Differences of opinion often become reduced to a straight choice between two options. But while arguing the respective merits of Option A and Option B, disputants may fail to notice that the answer might be provided either by a combination of A and B or by a different option altogether.
The debate about the provision of emergency hormonal contraception through community pharmacies seems to have been boiled down to a simple choice: either the supply of a prescription-only EHC product under patient group direction or the sale of a deregulated product as a pharmacy medicine. But now the Royal Pharmaceutical Society's Council, after a long debate (see p762), has concluded that the optimal solution, in the interest of the patient, is to implement both methods of supply.
The Council must be right. Since Government policy is to widen and speed up public access to health care, and since all family planning organisations support better access to EHC, how can pharmacy argue a case for restricting the number of routes open? And since the profession has for years been pressing for the deregulation of various prescription-only medicines, including EHC, how can it now argue the opposite without looking foolish?

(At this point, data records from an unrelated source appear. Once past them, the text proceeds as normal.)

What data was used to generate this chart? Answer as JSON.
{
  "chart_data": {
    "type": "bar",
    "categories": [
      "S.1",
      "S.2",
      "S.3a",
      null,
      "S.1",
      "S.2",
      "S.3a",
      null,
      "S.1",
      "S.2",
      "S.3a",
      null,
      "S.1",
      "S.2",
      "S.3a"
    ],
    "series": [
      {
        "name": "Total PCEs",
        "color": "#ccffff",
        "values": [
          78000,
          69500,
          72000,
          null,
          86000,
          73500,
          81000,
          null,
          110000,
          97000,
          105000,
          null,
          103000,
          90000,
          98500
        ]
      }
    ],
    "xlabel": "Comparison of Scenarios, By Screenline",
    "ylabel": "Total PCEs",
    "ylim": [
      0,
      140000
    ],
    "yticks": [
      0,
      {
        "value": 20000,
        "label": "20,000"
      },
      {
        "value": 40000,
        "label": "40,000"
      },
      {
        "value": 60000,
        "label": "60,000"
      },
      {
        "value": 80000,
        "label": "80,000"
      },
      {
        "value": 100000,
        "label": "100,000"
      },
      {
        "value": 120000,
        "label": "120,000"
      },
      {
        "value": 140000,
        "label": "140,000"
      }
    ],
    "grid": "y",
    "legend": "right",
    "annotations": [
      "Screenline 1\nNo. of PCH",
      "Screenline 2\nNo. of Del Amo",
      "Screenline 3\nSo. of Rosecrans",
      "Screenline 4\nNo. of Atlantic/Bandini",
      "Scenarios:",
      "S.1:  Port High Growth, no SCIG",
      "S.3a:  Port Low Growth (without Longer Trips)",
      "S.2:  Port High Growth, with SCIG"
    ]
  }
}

Like the National Pharmaceutical Association and the Pharmaceutical Services Negotiating Committee, and now the Society's branch representatives' meeting (see p766), the Council strongly favours access to EHC free of charge through community pharmacies within an appropriate protocol. What is more, so does the public, if the reported usage of the Manchester pilot scheme is anything to go by (see p747). But the Council also recognises that an application for the deregulation of Levonelle-2 is likely to be successful.
The apparent success of the Manchester trial suggests that pharmacy organisations should press strongly for its extension to a national scheme. All those in need of EHC should have the right to obtain it from a pharmacy without charge under a patient group direction. But those who are willing and able to purchase EHC as a non-prescription medicine should also have the right to do so, provided they have access to the same level of care as with any other supply route.